25 Haziran’da Genelkurmay Başkanlığı tarafından bir açıklama yapıldığını anımsatan Kılıçarslan, “Açıklamada, Karadeniz’in hala birliğine katılmadığı ve firari durumda olduğu, yapılan personel incelemesinde hakkında mahkumiyet cezası bulunduğunun tespit edildiği ve bu nedenle Kara Kuvvetleri Komutanlığı’nın emri gereği görev yerinin değiştirildiğini belirtilmiştir. Özellikle biz insan hakları savunucuları ve sivil toplum örgütlerinin temsilcileri, bu ülkenin bir utancı olarak karşımıza çıkan ‘zorla kaybetme’ vakalarına bir yenisinin daha eklendiği şüphesi içindeyiz. Bu nedenle Genelkurmay Başkanlığı tarafından yapılan açıklamanın şüphelerimizi giderecek nitelikte olmadığını, aksine olayın üzerinin örtmeye yönelik bir tutum olarak gördüğümüzü belirtmek istiyoruz. Bizler Karadeniz’in akıbetinin ortaya çıkarılmasının başta Genelkurmay Başkanlığı olmak üzere, devlet ve ilgili hükümet yetkililerinin sorumluluğunda olduğunu bir kez hatırlatmakta yarar görüyoruz" diye konuştu.
"ONLARA EMANET ETMİŞTİK"
Ardından konuşan kayıp er Karadeniz’in ablası Zozan Karadeniz ise 17 günü geri bıraktıklarını ancak kardeşi ile ilgili ne bir ses ne de ize rastlamadıklarını vurgulayarak, şunları kaybetti:
"Devlet yetkilileri, askeriye, Milli Savunma Bakanlığı herhangi bir adım atmış değil. Halen hiçbir somut delil elimizde yok. Kardeşimin akıbetinden kesinlikle Milli Savunma Bakanlığı ve TSK sorumludur. Onların bünyesinde, onların himayesi altındayken kaybettirilmiştir. Hepsinden açıklama bekliyoruz. İlla gidin çocuğunuzu dağda arayın demelerinin neye dayandığını öğrenmek istiyoruz. Osman’ın bir büyük kardeşi hakkında terör örgütüne üye olduğun söylüyorlar. Bu yalan bir açıklamadır. Kardeşimin siyasi bir geçmişi olabilir. Bunları buna yorumlamaları kesinlikle yanlıştır.
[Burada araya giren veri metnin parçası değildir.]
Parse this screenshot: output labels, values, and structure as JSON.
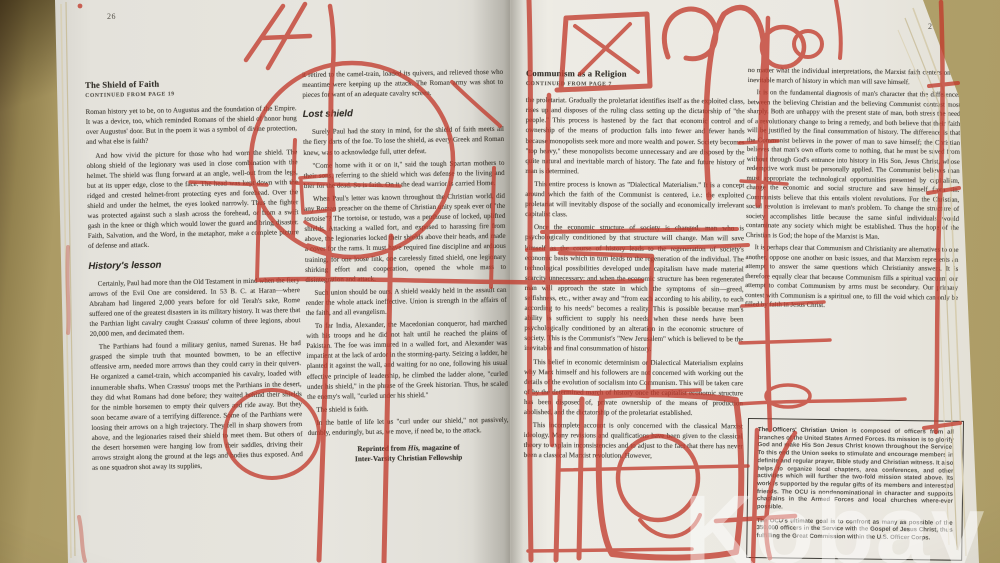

Çocuğun niyeti kötü olsa askerlik yapmazdı. Sonuçta 4 aylık bir askerdi ve onlara emanetti, onlara göndermiştik. Açıklamasını yapmak zorundalar. Askeriyede bir iğne kaybolsa bunun hesabını soruyorlar. Tutanaklar tutuluyor, incelemeler yapılıyor. Burada bir can kaybı var neden açıklamasını yapmıyorlar. Bunlar gösteriyor ki kesinlikle bunda bir komplo var. Çocuğun başına bir şey getirilmiş."